2005 Salt Lake City Annual Meeting (October 16–19, 2005)

Paper No. 2
Presentation Time: 2:00 PM

SCIENCE—OPPORTUNITIES AND CHALLENGES AT THE INTERFACE WITH POLICY


SCARLETT, P. Lynn, Office of Policy, Management and Budget, U.S. Department of the Interior, 1849 C Street N.W, Washington, DC 20240, lynn_scarlett@ios.doi.gov

The Department of the Interior's multifaceted mission lies at the confluence of people, land and water. That mission puts Interior at the center of complex environmental and land management issues. All human action has some environmental footprint. For the Department's land managers, a fundamental question is how to lighten that environmental footprint while maintaining thriving communities. How might land management decisions enable people to pursue their economic, recreation, and other activities while protecting landscapes? Informing these decisions with science insights and information is important, indeed, critical to our ability to maintain healthy lands and thriving communities. This interface of science and policy presents both opportunities and challenges. Policy and management challenges do not present themselves in pre-defined problem sets.
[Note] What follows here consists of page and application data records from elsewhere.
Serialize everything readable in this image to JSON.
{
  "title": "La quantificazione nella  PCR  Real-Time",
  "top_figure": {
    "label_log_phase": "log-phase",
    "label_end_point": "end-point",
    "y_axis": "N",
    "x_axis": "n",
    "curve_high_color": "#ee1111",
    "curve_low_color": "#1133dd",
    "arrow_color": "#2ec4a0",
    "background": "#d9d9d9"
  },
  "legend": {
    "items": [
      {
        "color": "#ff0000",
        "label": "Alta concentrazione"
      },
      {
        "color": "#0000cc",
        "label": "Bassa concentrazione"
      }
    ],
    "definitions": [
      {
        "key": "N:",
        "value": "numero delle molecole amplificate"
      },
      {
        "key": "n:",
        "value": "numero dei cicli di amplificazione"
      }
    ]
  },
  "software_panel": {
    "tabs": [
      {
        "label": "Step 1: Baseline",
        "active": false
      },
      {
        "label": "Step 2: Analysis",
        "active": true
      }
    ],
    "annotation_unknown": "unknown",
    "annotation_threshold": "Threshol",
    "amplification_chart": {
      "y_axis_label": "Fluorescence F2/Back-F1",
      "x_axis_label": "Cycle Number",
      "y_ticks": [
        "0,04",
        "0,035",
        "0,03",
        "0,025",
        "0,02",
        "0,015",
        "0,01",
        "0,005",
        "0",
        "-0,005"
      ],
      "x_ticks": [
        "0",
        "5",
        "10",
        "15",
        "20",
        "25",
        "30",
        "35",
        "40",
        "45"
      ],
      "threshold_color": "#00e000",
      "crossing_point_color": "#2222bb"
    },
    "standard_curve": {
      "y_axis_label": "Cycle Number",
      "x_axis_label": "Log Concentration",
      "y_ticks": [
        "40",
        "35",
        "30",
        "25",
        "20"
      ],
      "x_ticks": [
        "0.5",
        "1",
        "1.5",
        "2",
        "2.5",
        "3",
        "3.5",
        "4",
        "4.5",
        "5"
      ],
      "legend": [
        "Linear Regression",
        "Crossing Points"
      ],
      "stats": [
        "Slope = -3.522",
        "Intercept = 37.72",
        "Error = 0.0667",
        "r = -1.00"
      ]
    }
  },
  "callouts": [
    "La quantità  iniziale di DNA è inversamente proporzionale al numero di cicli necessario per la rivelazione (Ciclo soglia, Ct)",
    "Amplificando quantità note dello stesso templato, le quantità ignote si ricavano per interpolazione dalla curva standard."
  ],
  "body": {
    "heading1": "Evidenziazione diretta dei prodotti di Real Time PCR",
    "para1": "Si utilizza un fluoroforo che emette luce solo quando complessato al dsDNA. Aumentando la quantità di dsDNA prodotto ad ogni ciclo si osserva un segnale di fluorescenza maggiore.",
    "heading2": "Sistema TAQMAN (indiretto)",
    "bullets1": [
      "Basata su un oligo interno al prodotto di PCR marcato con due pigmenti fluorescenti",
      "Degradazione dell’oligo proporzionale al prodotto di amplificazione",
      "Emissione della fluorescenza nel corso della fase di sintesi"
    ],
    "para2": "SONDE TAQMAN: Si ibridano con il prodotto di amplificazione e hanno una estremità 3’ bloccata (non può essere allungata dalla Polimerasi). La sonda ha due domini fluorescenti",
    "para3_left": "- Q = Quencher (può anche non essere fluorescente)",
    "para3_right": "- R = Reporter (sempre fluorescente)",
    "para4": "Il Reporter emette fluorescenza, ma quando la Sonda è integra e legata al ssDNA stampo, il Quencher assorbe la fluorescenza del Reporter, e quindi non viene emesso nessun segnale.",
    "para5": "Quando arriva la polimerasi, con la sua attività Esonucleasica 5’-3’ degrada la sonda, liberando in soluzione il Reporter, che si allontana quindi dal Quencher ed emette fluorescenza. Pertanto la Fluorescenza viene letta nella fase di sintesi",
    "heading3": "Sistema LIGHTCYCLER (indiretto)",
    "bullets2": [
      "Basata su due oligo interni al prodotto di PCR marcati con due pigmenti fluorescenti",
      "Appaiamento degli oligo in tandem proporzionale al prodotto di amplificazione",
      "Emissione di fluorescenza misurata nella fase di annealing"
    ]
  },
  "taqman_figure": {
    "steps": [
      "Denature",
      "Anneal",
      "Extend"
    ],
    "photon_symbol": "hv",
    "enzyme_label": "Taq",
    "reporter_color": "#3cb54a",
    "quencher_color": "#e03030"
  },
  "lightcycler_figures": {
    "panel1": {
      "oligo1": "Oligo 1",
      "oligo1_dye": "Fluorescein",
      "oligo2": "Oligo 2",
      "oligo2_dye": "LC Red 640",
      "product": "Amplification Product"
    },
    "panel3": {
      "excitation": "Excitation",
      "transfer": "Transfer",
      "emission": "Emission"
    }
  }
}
Defining the scope and scale of the relevant problem set—the compass—of a land management decision can, itself raise both scientific and social questions. Through what process might we draw appropriate boundaries for a problem set and decision focus? Answering these questions demands scientific insights, but they are as much questions of human communities, values, and social constructs as they are matters of scientific distinctions and categories. The most distinctive challenge in any interface of science and policy pertains to context: policymaking is, fundamentally, about values. Policy makers ask: “What values do we care about?” “How clean is clean enough?” “How do we allocate which resources?” Scientists ask: “What is reality?” “How does the world work?” Yet understanding “what is” is not the same as exploring and illuminating responses to the questions of “what do we care about?” or “where do we want to go?” Joint fact-finding offers a way of bridging the conversation between those engaged in the policy question: “where do we want to go?” and those who have insights regarding “what do we know that might help us decide.” Building these bridges can advance better decisions and reduce conflict. Joint fact-finding is about process—and process can be as important as substance in assembling and communicating information relevant to land management decisions. Joint fact-finding is a way of linking science and scientists to the process of thinking through complex problems of reconciliation.